A cool wave of air from the heart of the meadow came to me and I filled my lungs with it. I turned back to the house, white with moonlight, and I thought, Yes, in spite of all, I am in love with life. There is more beauty than we can measure in this old world of ours. There is surely more beauty than we can measure in a single night.

Blue is the color I love the best, and blue is September's color. Blue skies, softer, purer blue, blue gentians, blue chickory by the roadside, blue grapes in the arbor, and over everything that dreamy blue haze that comes over the woods at twilight.

The second late blooming of the dark delphinium comes now, too, just before the frost.

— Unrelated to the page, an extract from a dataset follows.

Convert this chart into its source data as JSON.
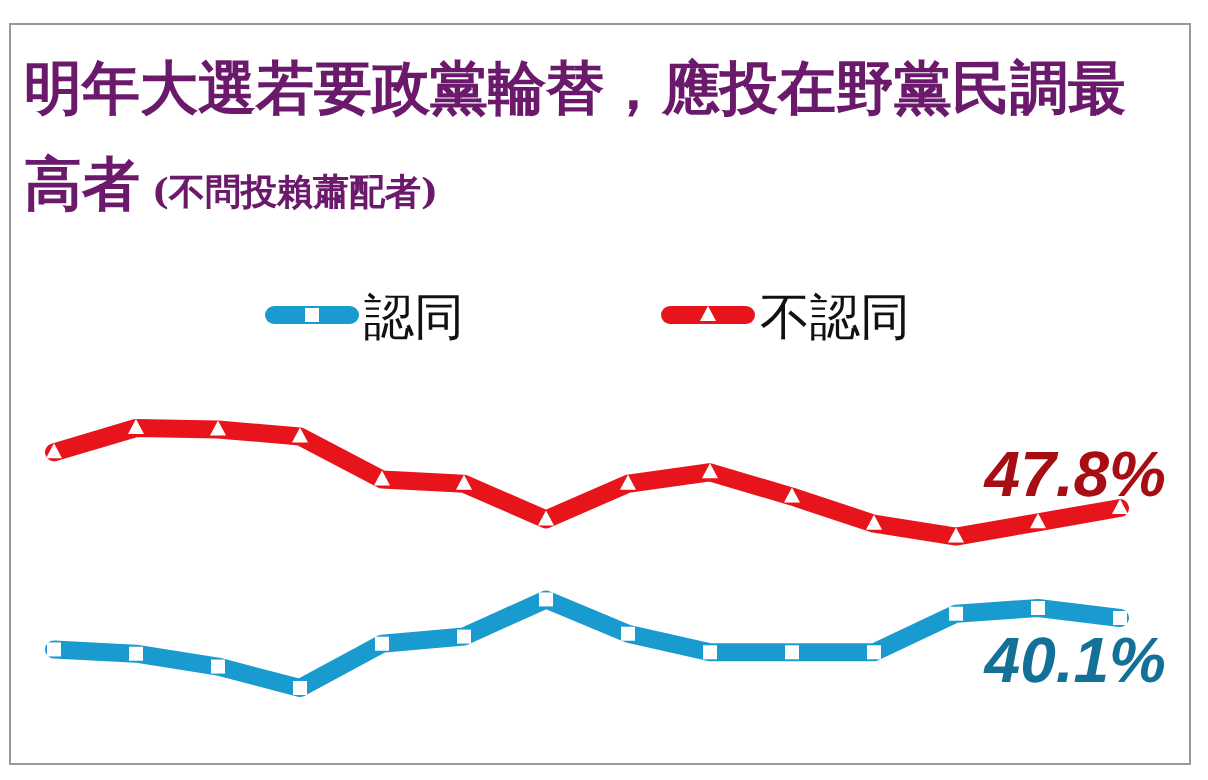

Of course the leaves begin to turn, and the harvest fields are a thousand tints of gold, but in New England October is the month for rioting color and in September summer lingers on past the mid - month time.

There is a kind of enchantment about a tranquil blue morning. I feel as if something wonderful might happen at any minute; and on the other hand, the day itself is a wonderful happening. Warm, and yet not hot, cool enough but not cold, this is really the way weather should be, I tell Esme as I get breakfast.
"Siamese do not care for the cold," she says, stretching a brown paw. "Personally, I'll take the hottest day in August and sit in the sun and be really comfortable."  But Tigger is an all - weather cat. He is just like the inscription on the post office - Neither wind not sun, and so on, can stay this swift courier from his appointed mouse.

The cockers will take September as their month, but they would live in an igloo and break ice for their drinking water rather than be two yards away from the family.
Oh lovely blue haze, drifting over the upland pastures! Oh, still and misty meadow! Oh, dreamy September sun, riding at anchor in the blue, blue sky!

"Think not of spring, thou hast thy magic too!"